Fruiting Fig still very dormant (yes, I have to paint the back of the garage).

We have gone from weeks of cool gray weather(when many of us turned on our furnace back on) and rain into a bright sunny and very pleasant heat wave for the last four days with ninety degree temperatures ( 33-37 Celsius). We shall soon be cool and wet again, but for now the damage has been done, if you want to call it that. These four days of sun and heat have forced plants along possibly as much as a week or two. For me this is a bit of a disaster.
The reality is that I am on a deadline. I have to get the garden cleaned, pruned and planted or relocated before May 17. On that day our biggest local volunteer organization in Collingswood, Proud Neighbors, a not-for-profit group in existence since 1983 and who has hosted its annual Porch Brunch and House and Garden Tour for almost as many years will include my garden on the tour. The organization promotes historic preservation awareness and education and supports these ideals with financial contributions to a variety of projects throughout Collingswood by hosting many fundraising events throughout the year. This event is an amazing feat of coordination that occurs because of the generosity of the entire community: those that volunteer and who participate in everything from selling tickets to cooking, to volunteering their porches for the Brunch, to the house owners who open their homes and or their gardens, to those who monitor the public and take the tickets and finally to the curious and interested visitors from everywhere. This year they anticipate about 350 people for the Brunch and, weather depending, as many as 800 people who will tour the houses and gardens. It is all a lot of fun as neighbors visit one another and others get an insight into one of New Jersey's most talked about community.
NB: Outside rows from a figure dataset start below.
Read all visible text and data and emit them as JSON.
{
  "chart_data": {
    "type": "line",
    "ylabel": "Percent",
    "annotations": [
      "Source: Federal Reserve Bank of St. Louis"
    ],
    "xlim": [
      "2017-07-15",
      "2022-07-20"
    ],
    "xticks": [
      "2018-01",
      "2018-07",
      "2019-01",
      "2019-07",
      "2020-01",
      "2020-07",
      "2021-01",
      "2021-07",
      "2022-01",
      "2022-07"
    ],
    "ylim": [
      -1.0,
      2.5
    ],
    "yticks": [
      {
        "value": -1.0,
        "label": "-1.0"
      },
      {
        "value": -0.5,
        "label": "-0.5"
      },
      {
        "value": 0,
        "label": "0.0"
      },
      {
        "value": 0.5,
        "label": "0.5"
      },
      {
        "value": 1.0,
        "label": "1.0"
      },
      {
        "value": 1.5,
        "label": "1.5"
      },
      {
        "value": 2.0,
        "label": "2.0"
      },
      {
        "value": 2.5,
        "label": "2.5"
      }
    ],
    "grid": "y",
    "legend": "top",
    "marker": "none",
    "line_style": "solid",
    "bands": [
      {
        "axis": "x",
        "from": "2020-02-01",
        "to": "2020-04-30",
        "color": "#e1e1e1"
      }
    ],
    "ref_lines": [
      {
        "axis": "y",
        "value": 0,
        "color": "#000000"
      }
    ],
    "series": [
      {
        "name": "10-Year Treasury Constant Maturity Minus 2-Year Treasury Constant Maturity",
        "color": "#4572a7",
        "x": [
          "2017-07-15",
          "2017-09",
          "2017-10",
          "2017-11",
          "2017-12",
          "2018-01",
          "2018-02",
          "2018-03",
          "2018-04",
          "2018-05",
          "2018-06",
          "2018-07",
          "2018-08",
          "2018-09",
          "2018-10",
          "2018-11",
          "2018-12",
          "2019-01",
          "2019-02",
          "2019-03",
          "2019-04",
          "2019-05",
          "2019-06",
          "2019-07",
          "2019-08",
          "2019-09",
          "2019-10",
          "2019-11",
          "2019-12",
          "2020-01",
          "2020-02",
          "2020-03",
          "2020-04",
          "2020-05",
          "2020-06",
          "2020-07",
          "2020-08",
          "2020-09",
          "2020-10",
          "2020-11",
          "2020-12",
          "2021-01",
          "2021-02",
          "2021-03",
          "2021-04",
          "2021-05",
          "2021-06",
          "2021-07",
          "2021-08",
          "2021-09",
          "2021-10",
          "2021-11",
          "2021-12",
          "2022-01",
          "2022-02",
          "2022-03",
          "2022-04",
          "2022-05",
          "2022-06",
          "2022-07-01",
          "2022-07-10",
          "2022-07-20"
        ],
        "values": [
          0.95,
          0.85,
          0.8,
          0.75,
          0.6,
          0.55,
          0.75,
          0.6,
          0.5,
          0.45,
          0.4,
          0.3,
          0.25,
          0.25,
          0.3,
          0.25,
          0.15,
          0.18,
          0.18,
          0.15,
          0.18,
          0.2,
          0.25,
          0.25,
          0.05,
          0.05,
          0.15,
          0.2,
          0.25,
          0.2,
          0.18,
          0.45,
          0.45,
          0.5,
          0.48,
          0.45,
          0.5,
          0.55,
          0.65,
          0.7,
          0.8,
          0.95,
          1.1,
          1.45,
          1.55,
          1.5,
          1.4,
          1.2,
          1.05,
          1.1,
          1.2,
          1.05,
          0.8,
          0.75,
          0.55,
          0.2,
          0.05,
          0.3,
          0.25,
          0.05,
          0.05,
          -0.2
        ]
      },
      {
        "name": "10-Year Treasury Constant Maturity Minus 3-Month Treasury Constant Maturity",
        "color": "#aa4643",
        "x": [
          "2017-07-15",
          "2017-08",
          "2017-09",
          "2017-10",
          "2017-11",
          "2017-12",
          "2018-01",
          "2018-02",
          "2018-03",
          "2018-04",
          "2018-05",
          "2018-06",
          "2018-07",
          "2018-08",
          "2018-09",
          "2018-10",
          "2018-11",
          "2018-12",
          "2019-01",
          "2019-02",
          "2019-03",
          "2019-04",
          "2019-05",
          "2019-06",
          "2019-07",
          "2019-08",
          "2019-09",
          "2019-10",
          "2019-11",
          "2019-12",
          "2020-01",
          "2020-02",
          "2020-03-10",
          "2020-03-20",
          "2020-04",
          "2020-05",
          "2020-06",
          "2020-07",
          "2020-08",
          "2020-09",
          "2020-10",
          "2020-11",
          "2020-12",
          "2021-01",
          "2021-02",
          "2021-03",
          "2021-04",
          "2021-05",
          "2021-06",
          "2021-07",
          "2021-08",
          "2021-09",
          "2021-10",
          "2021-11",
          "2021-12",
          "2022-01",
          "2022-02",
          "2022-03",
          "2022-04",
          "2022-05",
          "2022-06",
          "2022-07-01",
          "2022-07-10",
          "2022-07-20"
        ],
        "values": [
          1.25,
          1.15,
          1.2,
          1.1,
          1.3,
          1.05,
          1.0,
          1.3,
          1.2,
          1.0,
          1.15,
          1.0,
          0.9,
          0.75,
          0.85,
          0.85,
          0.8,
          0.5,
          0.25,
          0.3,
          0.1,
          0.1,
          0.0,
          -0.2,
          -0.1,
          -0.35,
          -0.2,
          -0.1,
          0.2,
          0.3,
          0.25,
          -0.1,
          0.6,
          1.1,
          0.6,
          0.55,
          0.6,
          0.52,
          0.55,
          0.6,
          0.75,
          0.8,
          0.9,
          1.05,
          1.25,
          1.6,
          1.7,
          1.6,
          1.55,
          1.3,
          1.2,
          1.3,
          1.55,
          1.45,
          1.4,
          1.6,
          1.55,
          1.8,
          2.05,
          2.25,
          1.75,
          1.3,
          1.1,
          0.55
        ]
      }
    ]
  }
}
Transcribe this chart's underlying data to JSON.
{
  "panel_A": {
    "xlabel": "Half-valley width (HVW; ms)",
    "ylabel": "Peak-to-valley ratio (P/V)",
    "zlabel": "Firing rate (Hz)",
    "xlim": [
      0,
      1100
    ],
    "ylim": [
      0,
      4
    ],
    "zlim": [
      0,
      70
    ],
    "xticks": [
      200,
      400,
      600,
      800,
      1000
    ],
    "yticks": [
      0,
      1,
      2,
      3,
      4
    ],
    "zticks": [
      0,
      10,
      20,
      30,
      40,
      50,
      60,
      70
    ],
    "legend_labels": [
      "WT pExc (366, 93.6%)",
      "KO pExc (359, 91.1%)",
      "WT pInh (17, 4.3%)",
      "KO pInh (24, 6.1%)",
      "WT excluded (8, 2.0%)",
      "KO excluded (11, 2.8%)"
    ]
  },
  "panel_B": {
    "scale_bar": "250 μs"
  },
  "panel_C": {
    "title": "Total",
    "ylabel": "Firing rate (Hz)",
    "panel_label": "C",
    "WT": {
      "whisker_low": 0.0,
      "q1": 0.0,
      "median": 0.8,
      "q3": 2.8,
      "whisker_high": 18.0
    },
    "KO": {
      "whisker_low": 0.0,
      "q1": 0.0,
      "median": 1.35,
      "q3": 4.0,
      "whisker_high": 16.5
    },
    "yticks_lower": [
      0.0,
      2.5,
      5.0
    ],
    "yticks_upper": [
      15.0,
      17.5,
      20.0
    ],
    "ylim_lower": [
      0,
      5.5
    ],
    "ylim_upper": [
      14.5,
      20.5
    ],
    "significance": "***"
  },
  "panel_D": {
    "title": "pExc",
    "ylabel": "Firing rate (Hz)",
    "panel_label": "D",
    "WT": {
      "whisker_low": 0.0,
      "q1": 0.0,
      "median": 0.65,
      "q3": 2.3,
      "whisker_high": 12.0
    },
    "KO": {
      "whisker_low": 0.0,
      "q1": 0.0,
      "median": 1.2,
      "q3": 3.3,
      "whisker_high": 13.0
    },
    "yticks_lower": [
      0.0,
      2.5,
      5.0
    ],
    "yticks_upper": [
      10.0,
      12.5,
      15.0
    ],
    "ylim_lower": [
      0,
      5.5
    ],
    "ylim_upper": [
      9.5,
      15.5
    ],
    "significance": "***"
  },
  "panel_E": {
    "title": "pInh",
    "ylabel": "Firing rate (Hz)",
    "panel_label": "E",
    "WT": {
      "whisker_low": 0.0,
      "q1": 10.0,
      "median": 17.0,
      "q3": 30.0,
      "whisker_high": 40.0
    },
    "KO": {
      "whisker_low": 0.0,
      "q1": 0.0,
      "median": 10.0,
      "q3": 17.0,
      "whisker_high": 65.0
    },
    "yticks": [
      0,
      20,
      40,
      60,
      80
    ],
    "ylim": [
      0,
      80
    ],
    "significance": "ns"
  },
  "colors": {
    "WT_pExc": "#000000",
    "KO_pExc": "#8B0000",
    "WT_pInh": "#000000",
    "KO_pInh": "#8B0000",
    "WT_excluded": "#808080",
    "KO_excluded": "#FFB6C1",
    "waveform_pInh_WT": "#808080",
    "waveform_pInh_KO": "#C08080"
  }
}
Vitex (Chaste Tree) after pollarding. Will not bud for some time, but then presto, instant shrub.



Vitex hair cut remains.

For me, I have pruned and cleaned up and will be transplanting just a few things this week. I am concerned that all this heat will have pushed the garden ahead, way ahead of where I expected it to be on May 17. With any hope there will be plenty in bloom for all my future guests. Oh well, Qué Será, Será!